The US Census Bureau collects tremendous amounts of data on subjects such as housing, migration, demographics, and employment every year. However, much of this data is available but not readily accessible. In the easiest cases, the data is online but resides in several different online databases that are not easily reached through a simple google search. Furthermore, the spreadsheet format this data is stored in, while highly useful and accessible for statisticians, programmers, or data geeks (like us!), does not lend itself well to quick comprehension by laymen looking for a broad understanding of rural trends. In more difficult cases, as with older data, data is not online at all, and is only available to us through the work of previous students, who transcribed data into spreadsheets from physical data books.
The Rural Atlas not only aggregates this data, it also presents it in accurate and accessible formats, allowing the wealth of information collected by the Census Bureau to be comprehended and utilized by anyone, regardless of their background in data or statistics.

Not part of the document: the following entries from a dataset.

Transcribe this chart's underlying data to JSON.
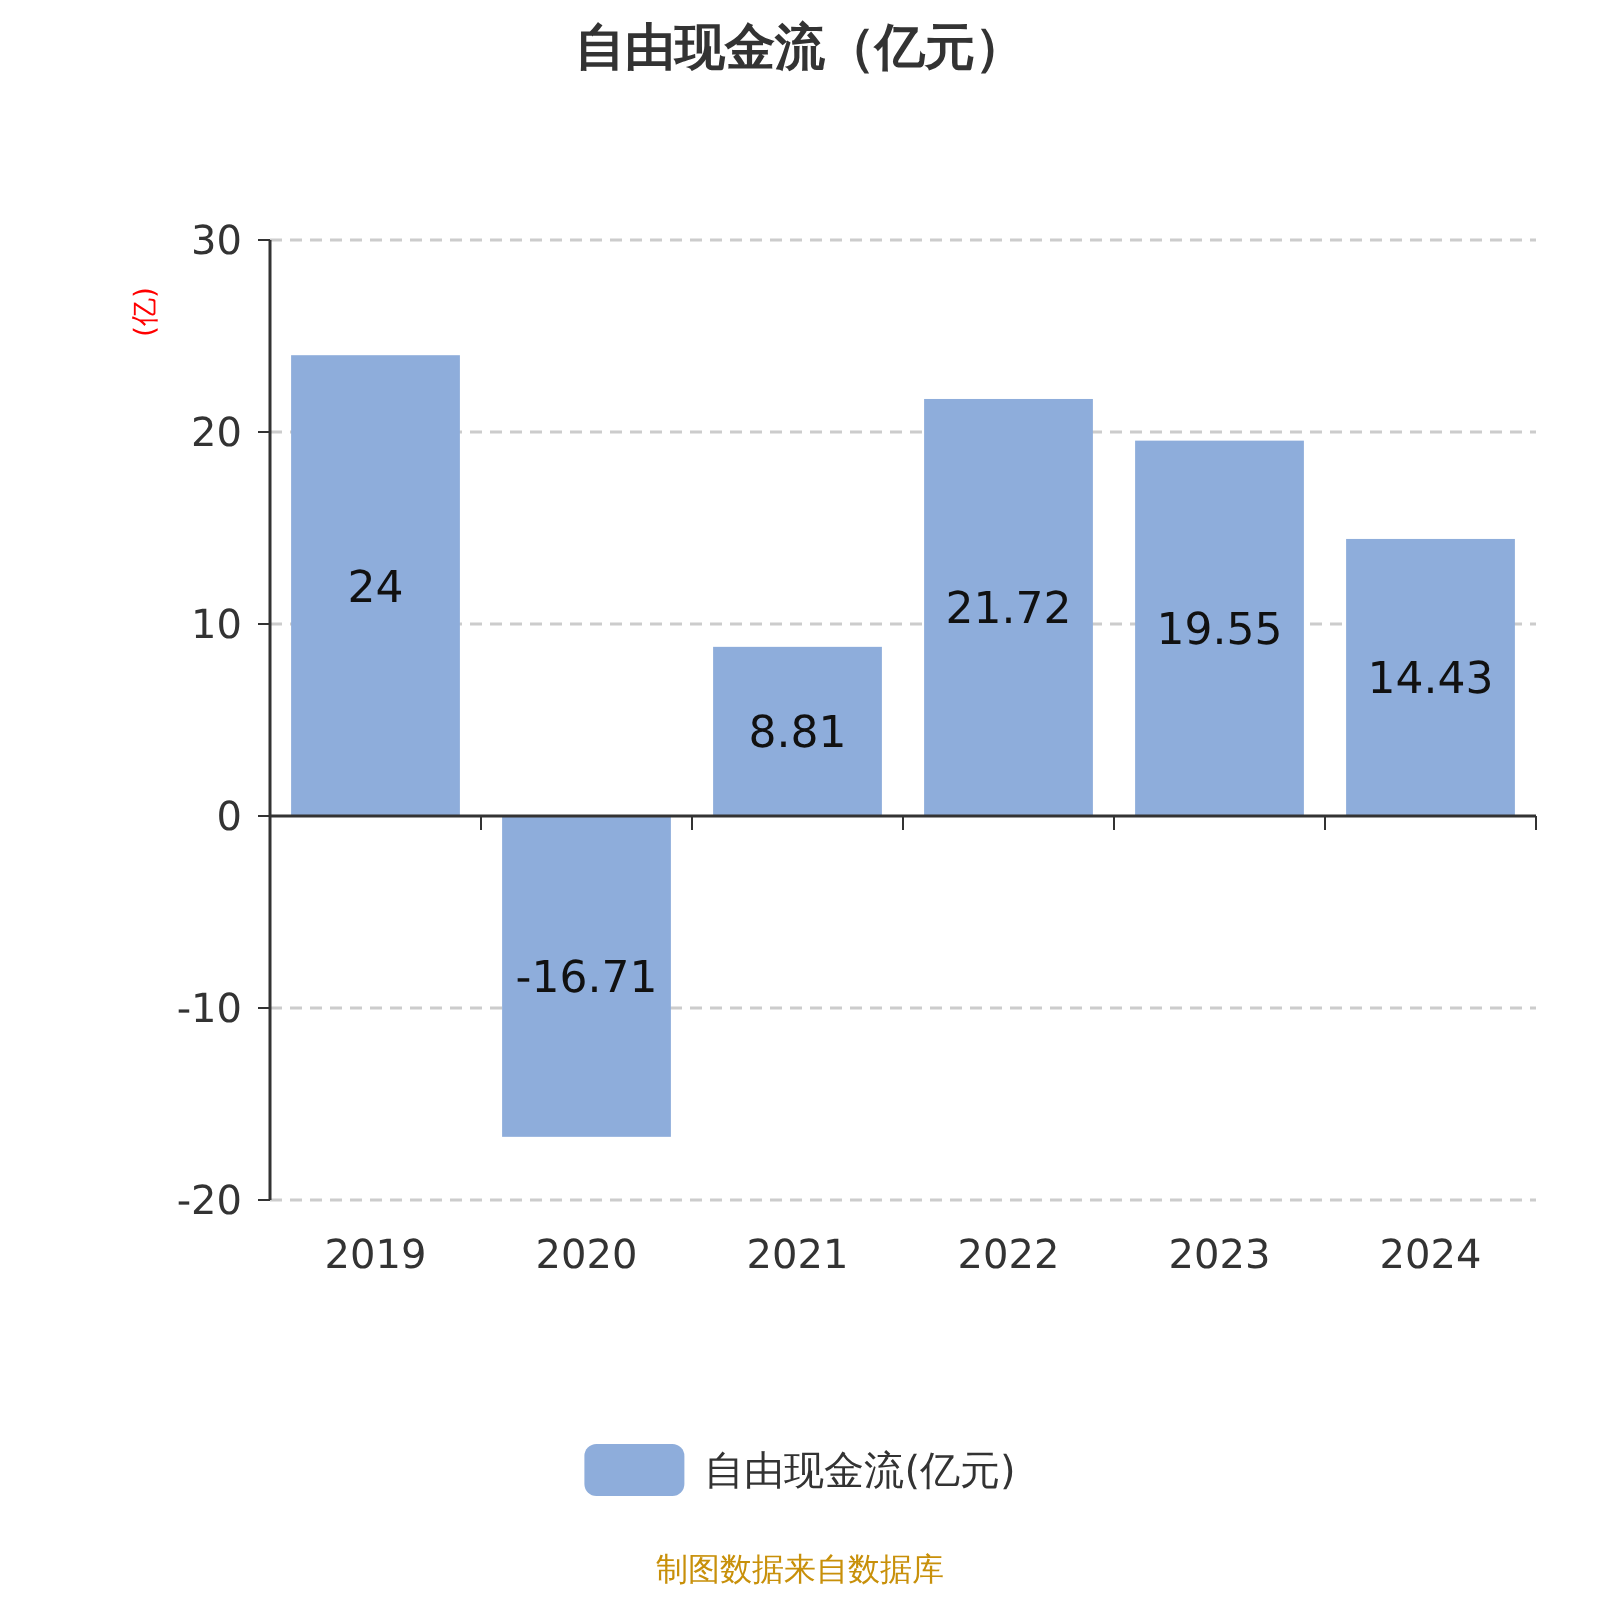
{
  "chart_data": {
    "type": "bar",
    "title": "自由现金流（亿元）",
    "ylabel": "(亿)",
    "categories": [
      "2019",
      "2020",
      "2021",
      "2022",
      "2023",
      "2024"
    ],
    "series": [
      {
        "name": "自由现金流(亿元)",
        "color": "#8eaddb",
        "values": [
          24,
          -16.71,
          8.81,
          21.72,
          19.55,
          14.43
        ]
      }
    ],
    "ylim": [
      -20,
      30
    ],
    "yticks": [
      -20,
      -10,
      0,
      10,
      20,
      30
    ],
    "grid": "y",
    "data_labels": true,
    "legend": "bottom",
    "annotations": [
      "制图数据来自数据库"
    ]
  }
}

Therefore, much of the work of building the Atlas involved aggregating, cleaning, and wrangling large amounts of data, to create clean and tidy data sets from which we could build interactive visualizations. Combining data from multiple sources presents a significant challenge, especially when sources are in incompatible formats. The questions this kind of work poses are difficult because they are not merely technical. It is easy enough to write lines of code merging spreadsheets. But how do we merge data that is in some ways incompatible, without losing valuable information or divorcing it from the context in which it was collected? City, township, and county lines are drawn and redrawn; small towns are absorbed into larger cities; data collection organizations change the formats and collection conventions. These all have implications for how we present data, and how this data is understood, whether by policy makers working on development strategies, or ordinary people defining rural in our cultural narrative.